Päderastie wird strafrechtlich verfolgt und gesellschaftlich allgemein scharf verurteilt. Homosexualität unter Erwachsenen aber wird heute verbreitet als Erscheinungsform und Lebenspraxis subjektiv, gesellschaftspolitisch wie möglicherweise auch religiös verschiedentlich gutgeheißen, anerkannt und gebilligt, auch von sehr vielen Katholiken in Deutschland. Das legen Meinungsumfragen nahe. Zugleich aber gibt es für Katholiken überall auf der Welt einen Leitfaden, der eine eindeutige Orientierung bietet und damit mitnichten ein unverbindliches Angebot darstellt: nämlich der – auch im Jahr 2019 unverändert verbindlich gültige – Katechismus der römisch-katholischen Kirche. Wer, warum auch immer, verunsichert ist, sich nicht ganz genau erinnert oder einfach mehr wissen möchte, lese sich einfach die klar formulierten Abschnitte 2357-2359 durch.  

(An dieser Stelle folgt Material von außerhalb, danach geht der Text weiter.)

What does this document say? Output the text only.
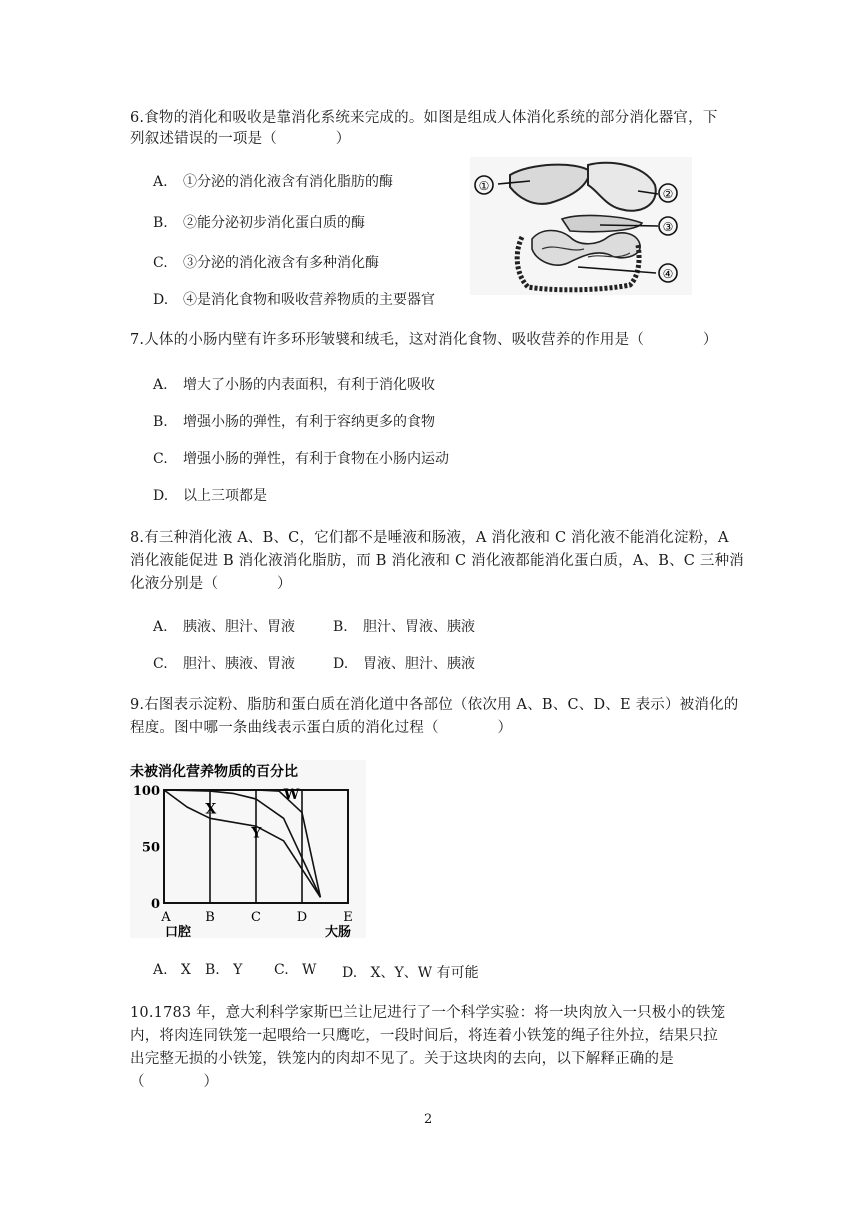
6.食物的消化和吸收是靠消化系统来完成的。如图是组成人体消化系统的部分消化器官，下
列叙述错误的一项是（　　　　）
A. ①分泌的消化液含有消化脂肪的酶
B. ②能分泌初步消化蛋白质的酶
C. ③分泌的消化液含有多种消化酶
D. ④是消化食物和吸收营养物质的主要器官
①
②
③
④
7.人体的小肠内壁有许多环形皱襞和绒毛，这对消化食物、吸收营养的作用是（　　　　）
A. 增大了小肠的内表面积，有利于消化吸收
B. 增强小肠的弹性，有利于容纳更多的食物
C. 增强小肠的弹性，有利于食物在小肠内运动
D. 以上三项都是
8.有三种消化液 A、B、C，它们都不是唾液和肠液，A 消化液和 C 消化液不能消化淀粉，A
消化液能促进 B 消化液消化脂肪，而 B 消化液和 C 消化液都能消化蛋白质，A、B、C 三种消
化液分别是（　　　　）
A. 胰液、胆汁、胃液	B. 胆汁、胃液、胰液
C. 胆汁、胰液、胃液	D. 胃液、胆汁、胰液
9.右图表示淀粉、脂肪和蛋白质在消化道中各部位（依次用 A、B、C、D、E 表示）被消化的
程度。图中哪一条曲线表示蛋白质的消化过程（　　　　）
未被消化营养物质的百分比
0
50
100
A	B	C	D	E
X
Y
W
口腔	大肠
A. X B. Y C. W D. X、Y、W 有可能
10.1783 年，意大利科学家斯巴兰让尼进行了一个科学实验：将一块肉放入一只极小的铁笼
内，将肉连同铁笼一起喂给一只鹰吃，一段时间后，将连着小铁笼的绳子往外拉，结果只拉
出完整无损的小铁笼，铁笼内的肉却不见了。关于这块肉的去向，以下解释正确的是
（　　　　）
2
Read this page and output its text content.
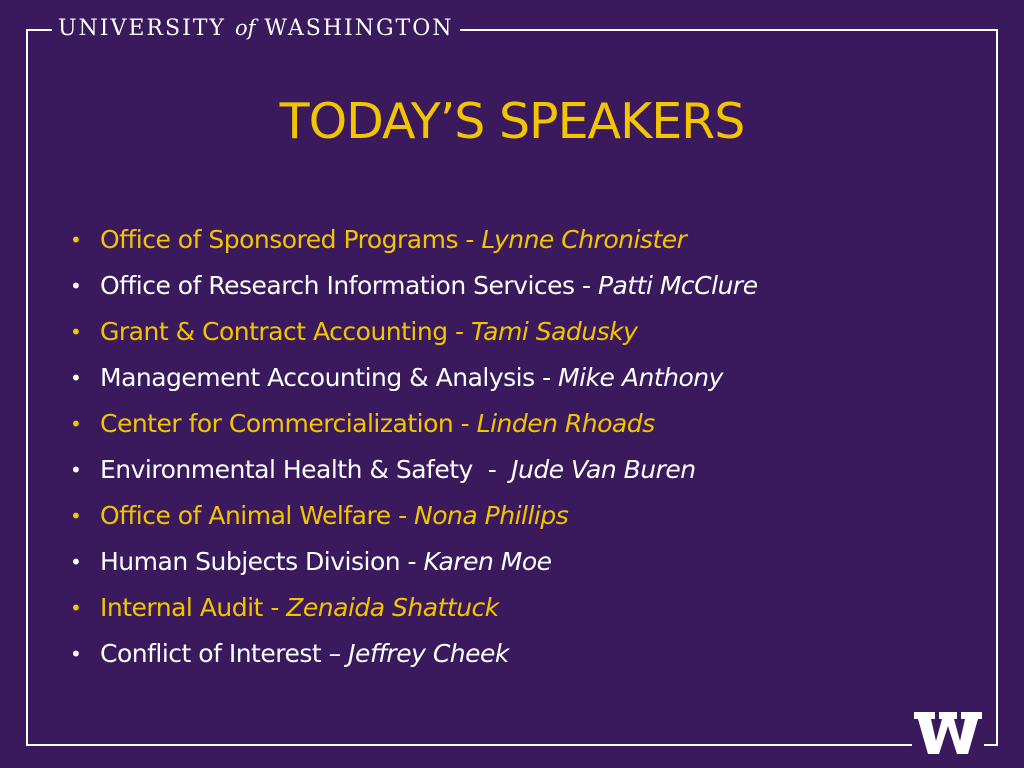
UNIVERSITY of WASHINGTON
TODAY’S SPEAKERS
• Office of Sponsored Programs - Lynne Chronister
• Office of Research Information Services - Patti McClure
• Grant & Contract Accounting - Tami Sadusky
• Management Accounting & Analysis - Mike Anthony
• Center for Commercialization - Linden Rhoads
• Environmental Health & Safety  -  Jude Van Buren
• Office of Animal Welfare - Nona Phillips
• Human Subjects Division - Karen Moe
• Internal Audit - Zenaida Shattuck
• Conflict of Interest – Jeffrey Cheek
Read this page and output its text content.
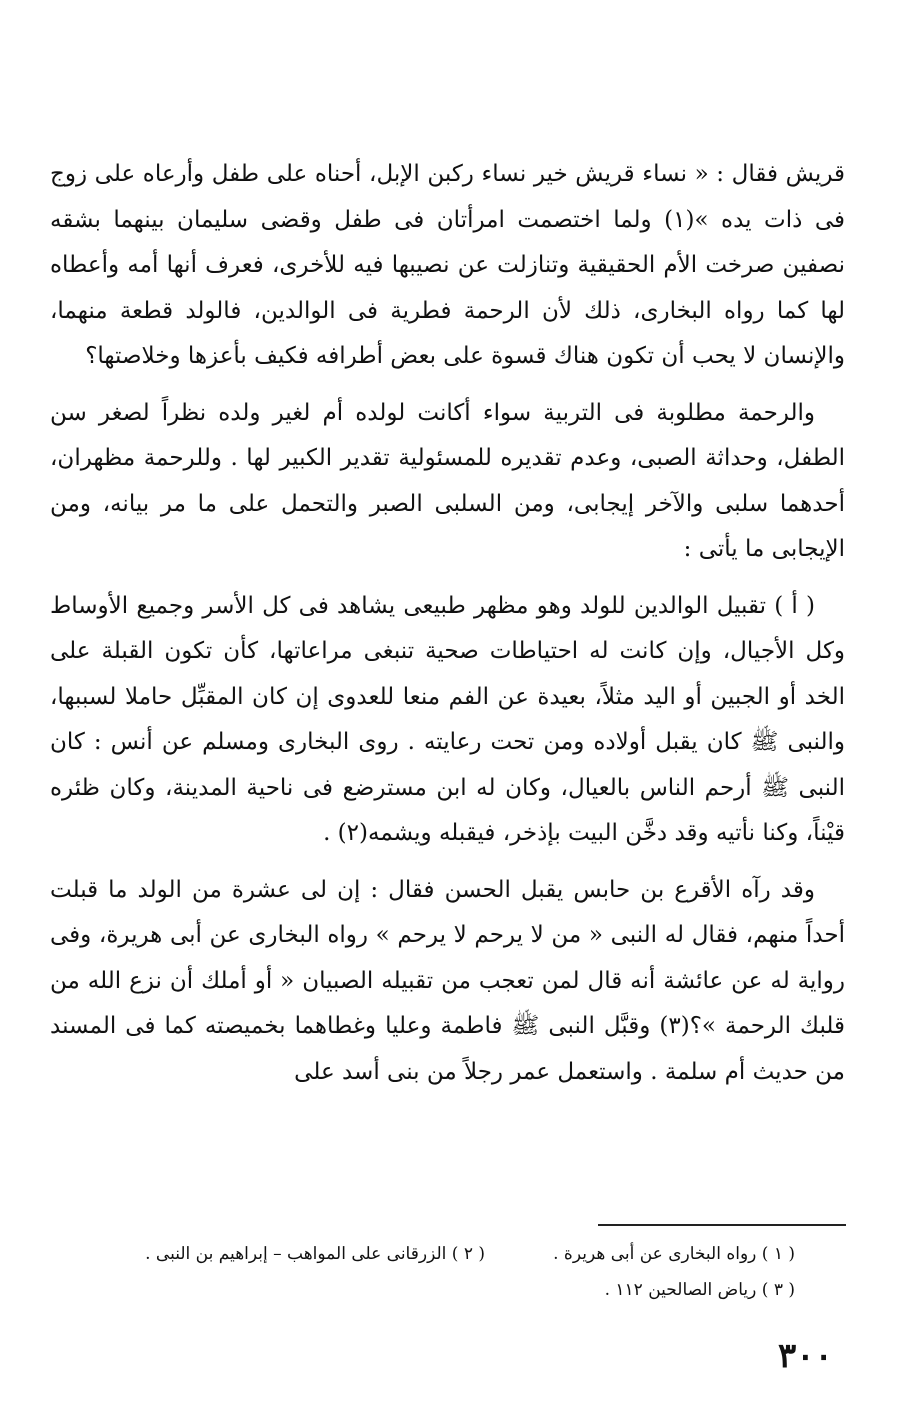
قريش فقال : « نساء قريش خير نساء ركبن الإبل، أحناه على طفل وأرعاه على زوج فى ذات يده »(١) ولما اختصمت امرأتان فى طفل وقضى سليمان بينهما بشقه نصفين صرخت الأم الحقيقية وتنازلت عن نصيبها فيه للأخرى، فعرف أنها أمه وأعطاه لها كما رواه البخارى، ذلك لأن الرحمة فطرية فى الوالدين، فالولد قطعة منهما، والإنسان لا يحب أن تكون هناك قسوة على بعض أطرافه فكيف بأعزها وخلاصتها؟

والرحمة مطلوبة فى التربية سواء أكانت لولده أم لغير ولده نظراً لصغر سن الطفل، وحداثة الصبى، وعدم تقديره للمسئولية تقدير الكبير لها . وللرحمة مظهران، أحدهما سلبى والآخر إيجابى، ومن السلبى الصبر والتحمل على ما مر بيانه، ومن الإيجابى ما يأتى :

( أ ) تقبيل الوالدين للولد وهو مظهر طبيعى يشاهد فى كل الأسر وجميع الأوساط وكل الأجيال، وإن كانت له احتياطات صحية تنبغى مراعاتها، كأن تكون القبلة على الخد أو الجبين أو اليد مثلاً، بعيدة عن الفم منعا للعدوى إن كان المقبِّل حاملا لسببها، والنبى ﷺ كان يقبل أولاده ومن تحت رعايته . روى البخارى ومسلم عن أنس : كان النبى ﷺ أرحم الناس بالعيال، وكان له ابن مسترضع فى ناحية المدينة، وكان ظئره قيْناً، وكنا نأتيه وقد دخَّن البيت بإذخر، فيقبله ويشمه(٢) .

وقد رآه الأقرع بن حابس يقبل الحسن فقال : إن لى عشرة من الولد ما قبلت أحداً منهم، فقال له النبى « من لا يرحم لا يرحم » رواه البخارى عن أبى هريرة، وفى رواية له عن عائشة أنه قال لمن تعجب من تقبيله الصبيان « أو أملك أن نزع الله من قلبك الرحمة »؟(٣) وقبَّل النبى ﷺ فاطمة وعليا وغطاهما بخميصته كما فى المسند من حديث أم سلمة . واستعمل عمر رجلاً من بنى أسد على

( ١ ) رواه البخارى عن أبى هريرة .
( ٢ ) الزرقانى على المواهب – إبراهيم بن النبى .
( ٣ ) رياض الصالحين ١١٢ .
٣٠٠
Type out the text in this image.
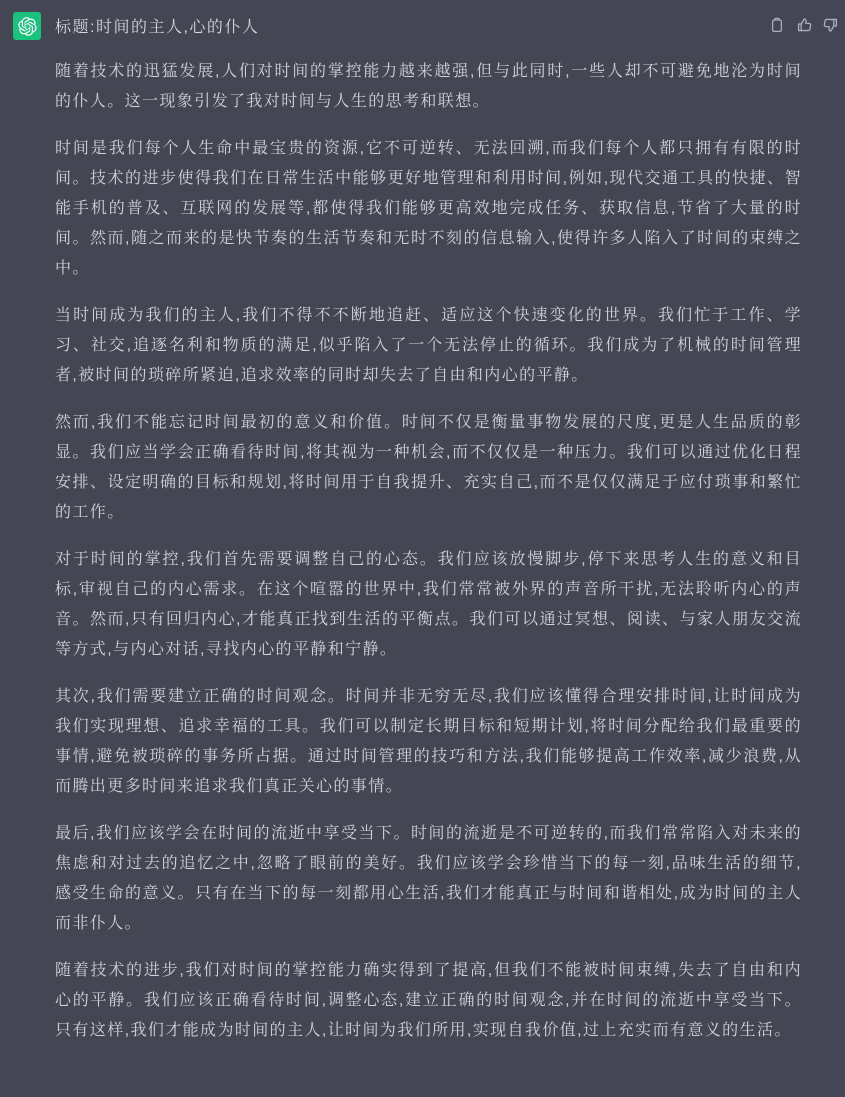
标题:时间的主人,心的仆人

随着技术的迅猛发展,人们对时间的掌控能力越来越强,但与此同时,一些人却不可避免地沦为时间的仆人。这一现象引发了我对时间与人生的思考和联想。

时间是我们每个人生命中最宝贵的资源,它不可逆转、无法回溯,而我们每个人都只拥有有限的时间。技术的进步使得我们在日常生活中能够更好地管理和利用时间,例如,现代交通工具的快捷、智能手机的普及、互联网的发展等,都使得我们能够更高效地完成任务、获取信息,节省了大量的时间。然而,随之而来的是快节奏的生活节奏和无时不刻的信息输入,使得许多人陷入了时间的束缚之中。

当时间成为我们的主人,我们不得不不断地追赶、适应这个快速变化的世界。我们忙于工作、学习、社交,追逐名利和物质的满足,似乎陷入了一个无法停止的循环。我们成为了机械的时间管理者,被时间的琐碎所紧迫,追求效率的同时却失去了自由和内心的平静。

然而,我们不能忘记时间最初的意义和价值。时间不仅是衡量事物发展的尺度,更是人生品质的彰显。我们应当学会正确看待时间,将其视为一种机会,而不仅仅是一种压力。我们可以通过优化日程安排、设定明确的目标和规划,将时间用于自我提升、充实自己,而不是仅仅满足于应付琐事和繁忙的工作。

对于时间的掌控,我们首先需要调整自己的心态。我们应该放慢脚步,停下来思考人生的意义和目标,审视自己的内心需求。在这个喧嚣的世界中,我们常常被外界的声音所干扰,无法聆听内心的声音。然而,只有回归内心,才能真正找到生活的平衡点。我们可以通过冥想、阅读、与家人朋友交流等方式,与内心对话,寻找内心的平静和宁静。

其次,我们需要建立正确的时间观念。时间并非无穷无尽,我们应该懂得合理安排时间,让时间成为我们实现理想、追求幸福的工具。我们可以制定长期目标和短期计划,将时间分配给我们最重要的事情,避免被琐碎的事务所占据。通过时间管理的技巧和方法,我们能够提高工作效率,减少浪费,从而腾出更多时间来追求我们真正关心的事情。

最后,我们应该学会在时间的流逝中享受当下。时间的流逝是不可逆转的,而我们常常陷入对未来的焦虑和对过去的追忆之中,忽略了眼前的美好。我们应该学会珍惜当下的每一刻,品味生活的细节,感受生命的意义。只有在当下的每一刻都用心生活,我们才能真正与时间和谐相处,成为时间的主人而非仆人。

随着技术的进步,我们对时间的掌控能力确实得到了提高,但我们不能被时间束缚,失去了自由和内心的平静。我们应该正确看待时间,调整心态,建立正确的时间观念,并在时间的流逝中享受当下。只有这样,我们才能成为时间的主人,让时间为我们所用,实现自我价值,过上充实而有意义的生活。
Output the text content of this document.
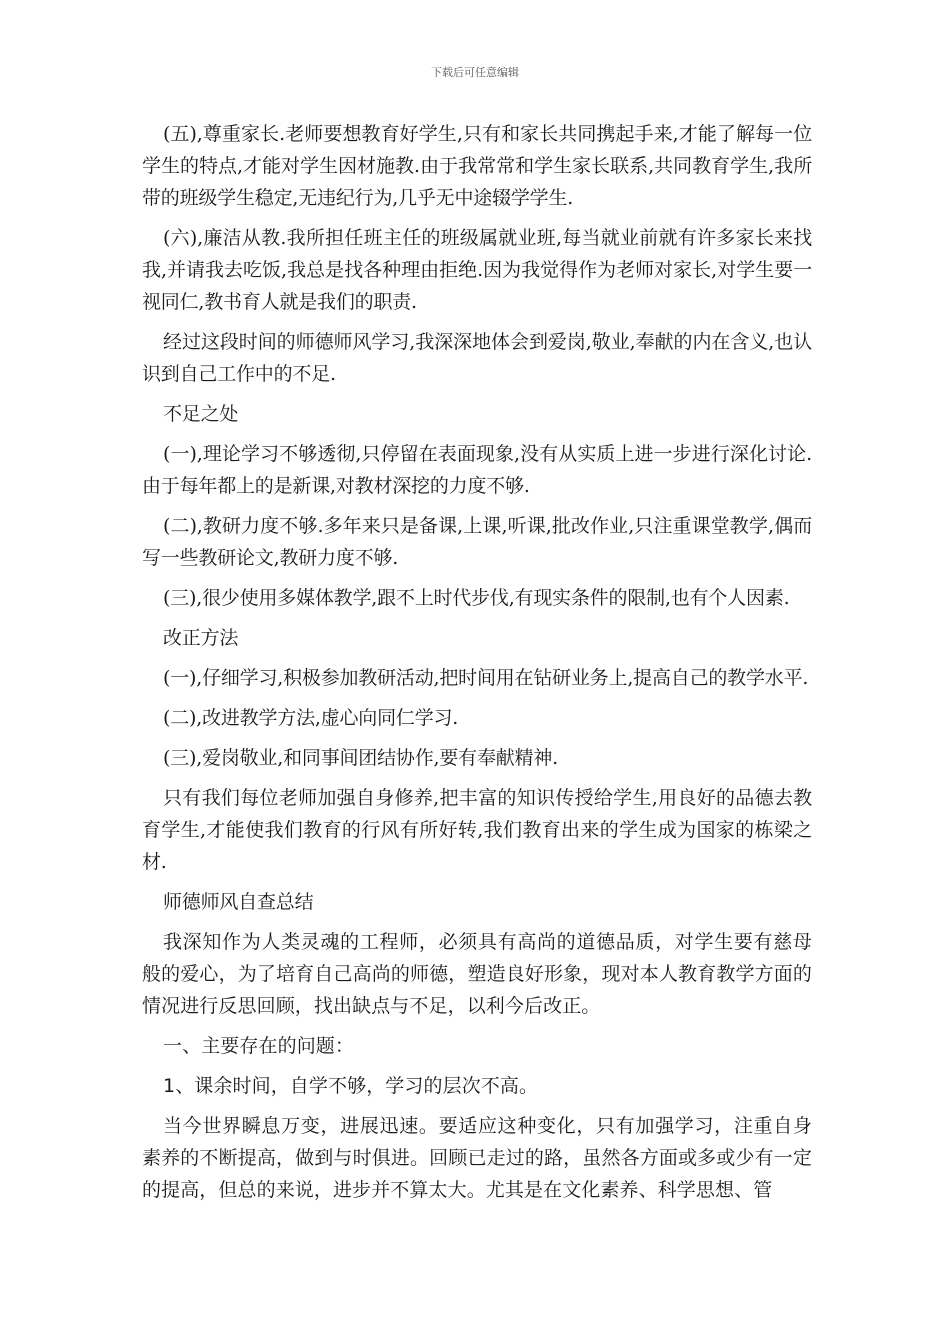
下载后可任意编辑

(五),尊重家长.老师要想教育好学生,只有和家长共同携起手来,才能了解每一位学生的特点,才能对学生因材施教.由于我常常和学生家长联系,共同教育学生,我所带的班级学生稳定,无违纪行为,几乎无中途辍学学生.

(六),廉洁从教.我所担任班主任的班级属就业班,每当就业前就有许多家长来找我,并请我去吃饭,我总是找各种理由拒绝.因为我觉得作为老师对家长,对学生要一视同仁,教书育人就是我们的职责.

经过这段时间的师德师风学习,我深深地体会到爱岗,敬业,奉献的内在含义,也认识到自己工作中的不足.

不足之处

(一),理论学习不够透彻,只停留在表面现象,没有从实质上进一步进行深化讨论.由于每年都上的是新课,对教材深挖的力度不够.

(二),教研力度不够.多年来只是备课,上课,听课,批改作业,只注重课堂教学,偶而写一些教研论文,教研力度不够.

(三),很少使用多媒体教学,跟不上时代步伐,有现实条件的限制,也有个人因素.

改正方法

(一),仔细学习,积极参加教研活动,把时间用在钻研业务上,提高自己的教学水平.

(二),改进教学方法,虚心向同仁学习.

(三),爱岗敬业,和同事间团结协作,要有奉献精神.

只有我们每位老师加强自身修养,把丰富的知识传授给学生,用良好的品德去教育学生,才能使我们教育的行风有所好转,我们教育出来的学生成为国家的栋梁之材.

师德师风自查总结

我深知作为人类灵魂的工程师，必须具有高尚的道德品质，对学生要有慈母般的爱心，为了培育自己高尚的师德，塑造良好形象，现对本人教育教学方面的情况进行反思回顾，找出缺点与不足，以利今后改正。

一、主要存在的问题：

1、课余时间，自学不够，学习的层次不高。

当今世界瞬息万变，进展迅速。要适应这种变化，只有加强学习，注重自身素养的不断提高，做到与时俱进。回顾已走过的路，虽然各方面或多或少有一定的提高，但总的来说，进步并不算太大。尤其是在文化素养、科学思想、管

Einfach gläubige, fromme Katholiken fragen sich inmitten von so vielen aufgeregten Diskursen und hitzigen Debatten heute dennoch mit Recht: Was sagt eigentlich Papst Franziskus zum Phänomen Homosexualität? Es könnte sinnvoll sein, sich einige seiner Überlegungen ins Gedächtnis zu rufen. Mario Galgano hat jüngst eine Reihe päpstlicher Äußerungen gesammelt: "Ich habe in meinem Leben als Priester, als Bischof – auch als Papst – Menschen mit homosexueller Tendenz und auch solche, die ihre Homosexualität praktizierten, begleitet. Ich habe sie begleitet, sie dem Herrn näher gebracht – einige sind dazu nicht fähig, aber ich habe sie begleitet – und nie habe ich jemanden im Stich gelassen. Das ist es, was man tun muss. Man muss die Menschen begleiten, wie Jesus sie begleitet. Wenn jemand, der in dieser Lage ist, vor Jesus tritt, wird dieser ihm sicher nicht sagen: 'Pack dich fort, denn du bist homosexuell!' Nein." Wer seelsorgliche Begleitung wünscht, hat das Recht darauf. Das Recht auf Begleitung bedeutet aber nicht, dass der Seelsorger Verstöße gegen die Lehre der Kirche billigen muss. Sich Begleitung zu wünschen, heißt auch nicht, dass der Begleitete den Begleiter um Verständnis bittet und erwartet, dass der Seelsorger den Katechismus ignoriert und sich für eine Revision der Lehre der Kirche einsetzt. Wer Rat sucht, tritt auch nicht als Ratgeber auf. Vielleicht können wir uns auch Folgendes vorstellen: Wer sich wahrhaft geistliche Nähe wünscht, wird doch von innen her darauf hoffen, nicht den Priester, Bischof oder gar den Stellvertreter Christi zu korrigieren. Er wird, im Gegenteil, möglicherweise den Wunsch hegen, selbst eindeutig und unmissverständlich gemäß der Lehre der Kirche korrigiert – und nicht auch noch in seiner Sünde, in Verwirrung und Irrtum bestärkt und bestätigt zu werden. Seelsorge tut also not.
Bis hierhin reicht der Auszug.